You are still addicted to tobacco. Yes, that is the correct term, addicted. Tobacco is very addictive, and smokeless tobacco is even more addictive than smoking.
Smoking in America is down — but not out. Today, 20 percent of U.S. adults are smokers, compared to 45 percent in 1965, when smoking was at its peak. But even at the current level of tobacco use, an estimated 440,000 Americans per year lose their lives to lung cancer, heart disease, emphysema or other smoking-related illnesses.
On average, smokers die 14 years before nonsmokers, and half of all smokers who don’t quit are killed by their habit, even if they are following other healthy habits. Recent reports show tobacco use is on the rise in teens, a tragic situation.
Let’s go over some very common myths, reasons and excuses. I have heard them all. The most pathetic thing I see is people smoking while they walk across the parking lot to the front door of the gym and then stamp out the cigarette just before walking in.
Worse yet, wads of tobacco spit out near the front door. YUK.
Myth: My other healthy habits make up for my tobacco use. Some tobacco users justify their habit by insisting proper nutrition and lots of exercise is enough to keep them healthy.
Not so. Tobacco use affects every organ system in the body, and thinking that you’re going to find the perfect lifestyle to counteract it effects are just not realistic.
Myth: Switching to ‘light’ cigarettes will cut my risk. Smokers who switch to brands labeled “light” or “mild” inevitably compensate for the lower levels of tar and nicotine by inhaling smoke more deeply or by smoking more of each cigarette. Similarly, cigarettes labeled “natural” or “organic” are no safer than ordinary cigarettes.
Myth: I’ve smoked for so long; the damage is already done. The damage caused by smoking is cumulative, and the longer a person smokes, the greater his/her risk for life-threatening ailments.

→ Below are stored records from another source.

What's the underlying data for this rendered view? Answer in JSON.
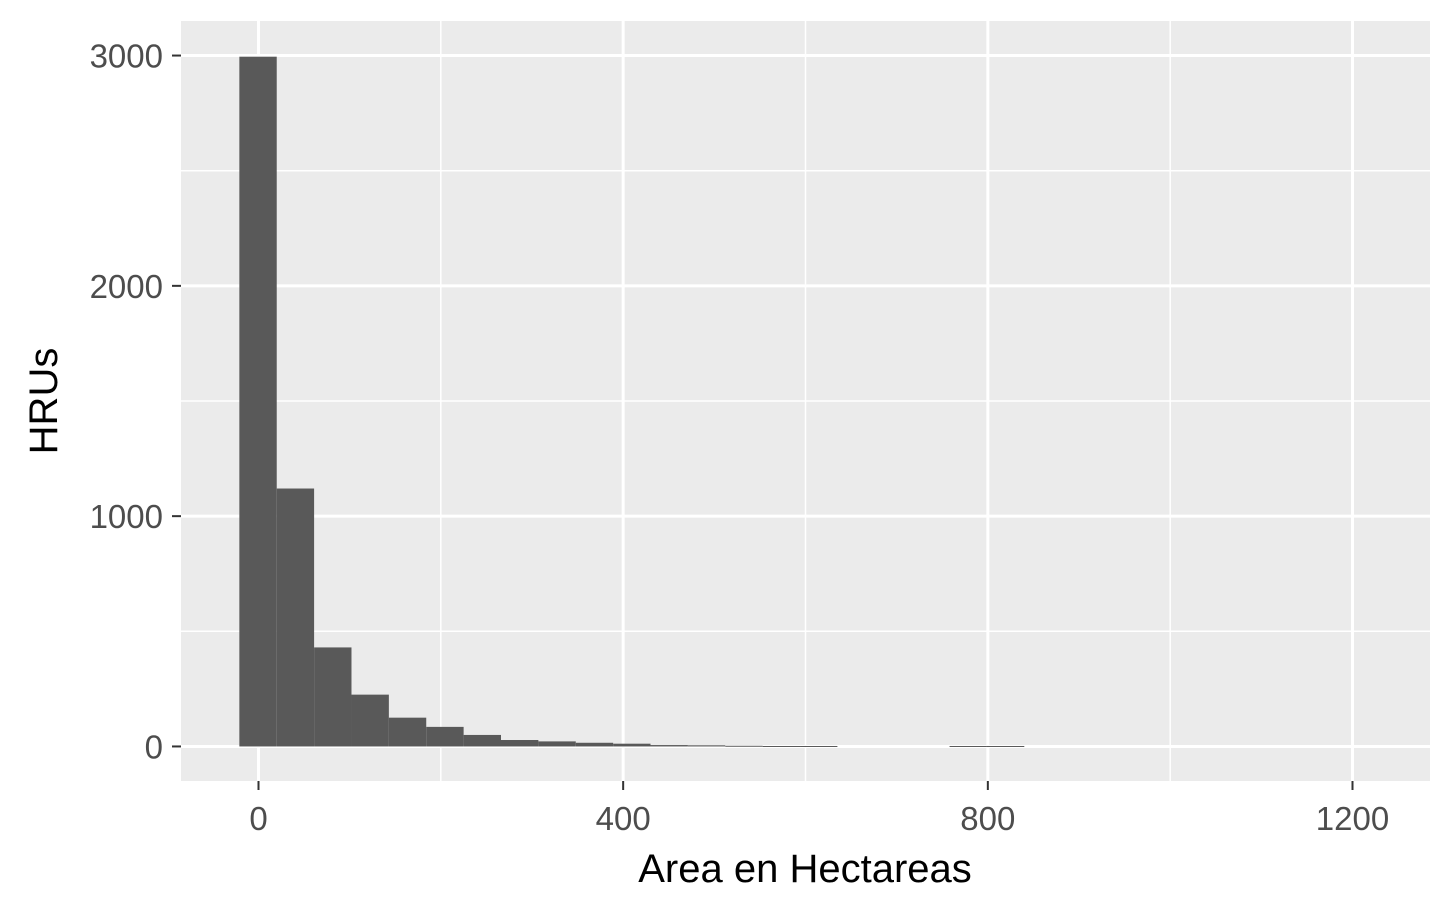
{
  "chart_data": {
    "type": "bar",
    "subtype": "histogram",
    "title": "",
    "xlabel": "Area en Hectareas",
    "ylabel": "HRUs",
    "xlim": [
      -85,
      1285
    ],
    "ylim": [
      -150,
      3150
    ],
    "x_ticks": [
      0,
      400,
      800,
      1200
    ],
    "x_tick_labels": [
      "0",
      "400",
      "800",
      "1200"
    ],
    "y_ticks": [
      0,
      1000,
      2000,
      3000
    ],
    "y_tick_labels": [
      "0",
      "1000",
      "2000",
      "3000"
    ],
    "grid": true,
    "bins": [
      {
        "x0": -21,
        "x1": 20,
        "count": 2995
      },
      {
        "x0": 20,
        "x1": 61,
        "count": 1120
      },
      {
        "x0": 61,
        "x1": 102,
        "count": 430
      },
      {
        "x0": 102,
        "x1": 143,
        "count": 225
      },
      {
        "x0": 143,
        "x1": 184,
        "count": 125
      },
      {
        "x0": 184,
        "x1": 225,
        "count": 85
      },
      {
        "x0": 225,
        "x1": 266,
        "count": 50
      },
      {
        "x0": 266,
        "x1": 307,
        "count": 28
      },
      {
        "x0": 307,
        "x1": 348,
        "count": 22
      },
      {
        "x0": 348,
        "x1": 389,
        "count": 16
      },
      {
        "x0": 389,
        "x1": 430,
        "count": 12
      },
      {
        "x0": 430,
        "x1": 471,
        "count": 6
      },
      {
        "x0": 471,
        "x1": 512,
        "count": 5
      },
      {
        "x0": 512,
        "x1": 553,
        "count": 3
      },
      {
        "x0": 553,
        "x1": 594,
        "count": 2
      },
      {
        "x0": 594,
        "x1": 635,
        "count": 2
      },
      {
        "x0": 635,
        "x1": 676,
        "count": 0
      },
      {
        "x0": 676,
        "x1": 717,
        "count": 0
      },
      {
        "x0": 717,
        "x1": 758,
        "count": 0
      },
      {
        "x0": 758,
        "x1": 799,
        "count": 2
      },
      {
        "x0": 799,
        "x1": 840,
        "count": 2
      }
    ],
    "colors": {
      "panel": "#ebebeb",
      "grid": "#ffffff",
      "bar": "#595959",
      "tick_mark": "#333333"
    }
  }
}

But quitting smoking at any age brings health benefits. According to the American Cancer Society, smokers who quit before age 35 prevent 90 percent of the risk of health problems from smoking. A smoker who quits before age 50 halves his/her risk of dying within the next 15 years compared to someone who continues to smoke.
Myth: Trying to quit smoking will stress me out — and that’s unhealthy. True, tobacco withdrawal is stressful. But there’s no evidence that the stress has negative long-term effects. In fact, research shows smokers who quit begin eating better, exercising more and feeling better about themselves.
Myth: The weight gain that comes with quitting is just as unhealthy as smoking. Smokers who quit gain an average of 14 pounds. But the risk posed by carrying the extra pounds is miniscule compared to the risk of continuing to smoke. Besides, you have already made that decision to live healthier and you aren’t filling your body with junk foods anymore.
Myth: Nicotine products are just as unhealthful as smoking. Nicotine is safe when used as directed. Even using nicotine every day for years would be safer than smoking.
After all, nicotine products deliver only nicotine. Cigarettes deliver nicotine along with 4,000 other compounds, including more than 60 known carcinogens, according to the American Lung Association.
You can do this. No one can make you; YOU have to really want to quit. And let’s look at another bright bit of news; the average one-pack-a-day smoker spends $2,325. each year! Just think of what you can do with an extra 2 Grand!
It’s all up to you, living healthy is a total lifestyle commitment that you are in complete control of. I believe in you. You can do it!